Alessandro Basso et Loris Bazzo pourront couronner leur relation le 27 juin et se promettre non seulement l'amour éternel, mais aussi jouir des droits et devoirs que, depuis dix ans, les couples homosexuels peuvent avoir grâce à la loi sur l'union civile, fortement soutenue par le Parti démocrate et également fortement combattue par la Lega et les Fratelli d'Italia, c'est-à-dire les deux partis dont font partie les deux hommes. Mais la beauté des droits, c’est aussi cela : ils garantissent une protection même à ceux qui s’y sont opposés. Cravate.
L'union civile annoncée entre Alessandro Basso et Loris Bazzo a en effet fait l'actualité car c'est la première entre deux maires, ainsi que la première entre deux maires de droite. Basso, maire de Pordenone, est membre des Frères d'Italie. Bazzo, maire de Carlino, est membre de la Ligue.

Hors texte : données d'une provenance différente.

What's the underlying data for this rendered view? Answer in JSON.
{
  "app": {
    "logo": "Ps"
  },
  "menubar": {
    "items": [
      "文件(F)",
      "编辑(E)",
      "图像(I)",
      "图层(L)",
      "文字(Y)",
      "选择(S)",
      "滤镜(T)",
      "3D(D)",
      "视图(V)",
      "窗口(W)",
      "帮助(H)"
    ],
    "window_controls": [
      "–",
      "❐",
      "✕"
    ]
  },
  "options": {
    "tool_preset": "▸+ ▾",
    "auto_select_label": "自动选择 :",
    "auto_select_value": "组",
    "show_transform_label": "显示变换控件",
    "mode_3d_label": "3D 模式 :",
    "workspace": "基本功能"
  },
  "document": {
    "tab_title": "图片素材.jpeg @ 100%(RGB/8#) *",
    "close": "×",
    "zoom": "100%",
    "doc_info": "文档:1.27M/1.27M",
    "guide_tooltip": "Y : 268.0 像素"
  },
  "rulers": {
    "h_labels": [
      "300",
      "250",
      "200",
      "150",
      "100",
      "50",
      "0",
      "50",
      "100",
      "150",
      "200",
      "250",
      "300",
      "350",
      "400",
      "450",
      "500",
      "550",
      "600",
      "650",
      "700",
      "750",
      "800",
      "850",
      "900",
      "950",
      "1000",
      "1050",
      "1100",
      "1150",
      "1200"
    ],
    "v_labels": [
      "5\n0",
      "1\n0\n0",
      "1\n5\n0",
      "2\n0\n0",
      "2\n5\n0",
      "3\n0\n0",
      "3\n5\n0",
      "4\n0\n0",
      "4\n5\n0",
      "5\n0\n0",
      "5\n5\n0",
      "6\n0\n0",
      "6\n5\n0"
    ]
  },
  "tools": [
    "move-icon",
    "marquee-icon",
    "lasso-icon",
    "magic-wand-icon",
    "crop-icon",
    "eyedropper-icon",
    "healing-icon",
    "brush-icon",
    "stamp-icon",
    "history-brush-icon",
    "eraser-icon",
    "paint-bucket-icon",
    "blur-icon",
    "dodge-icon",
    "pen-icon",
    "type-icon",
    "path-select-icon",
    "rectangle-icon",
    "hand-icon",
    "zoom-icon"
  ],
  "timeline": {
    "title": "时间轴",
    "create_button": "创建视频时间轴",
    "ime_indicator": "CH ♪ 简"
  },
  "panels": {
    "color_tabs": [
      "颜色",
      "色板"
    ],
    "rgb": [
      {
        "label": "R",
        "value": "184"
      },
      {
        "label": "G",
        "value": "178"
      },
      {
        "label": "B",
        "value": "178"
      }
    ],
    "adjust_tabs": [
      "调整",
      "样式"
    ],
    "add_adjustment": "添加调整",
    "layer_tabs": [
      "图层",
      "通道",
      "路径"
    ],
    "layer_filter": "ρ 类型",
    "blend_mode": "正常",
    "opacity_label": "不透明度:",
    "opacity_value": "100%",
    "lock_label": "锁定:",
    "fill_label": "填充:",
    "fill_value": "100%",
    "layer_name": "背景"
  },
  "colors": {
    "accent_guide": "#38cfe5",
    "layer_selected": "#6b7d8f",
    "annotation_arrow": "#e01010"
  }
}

Et le portail Gay.it s'est précisément opposé à Alessandro Basso, rappelant qu'en 2022, alors qu'il occupait le poste de conseiller régional de Fratelli d'Italia dans le Frioul-Vénétie Julienne, il avait publié un article contre le « genre », prononçant des mots sur le danger du non-« binaire de genre » et faisant un long post contre les bancs arc-en-ciel. Bref, les vraies priorités de la région. « Je dis non aux bancs arc-en-ciel et autres exploitations mainstream », écrivait-il à l’été 2022, s’attaquant à « ceux qui veulent pousser les jeunes enfants vers l’imposition d’une idéologie de genre fluide qui conduit à une multiplicité infinie de genres ».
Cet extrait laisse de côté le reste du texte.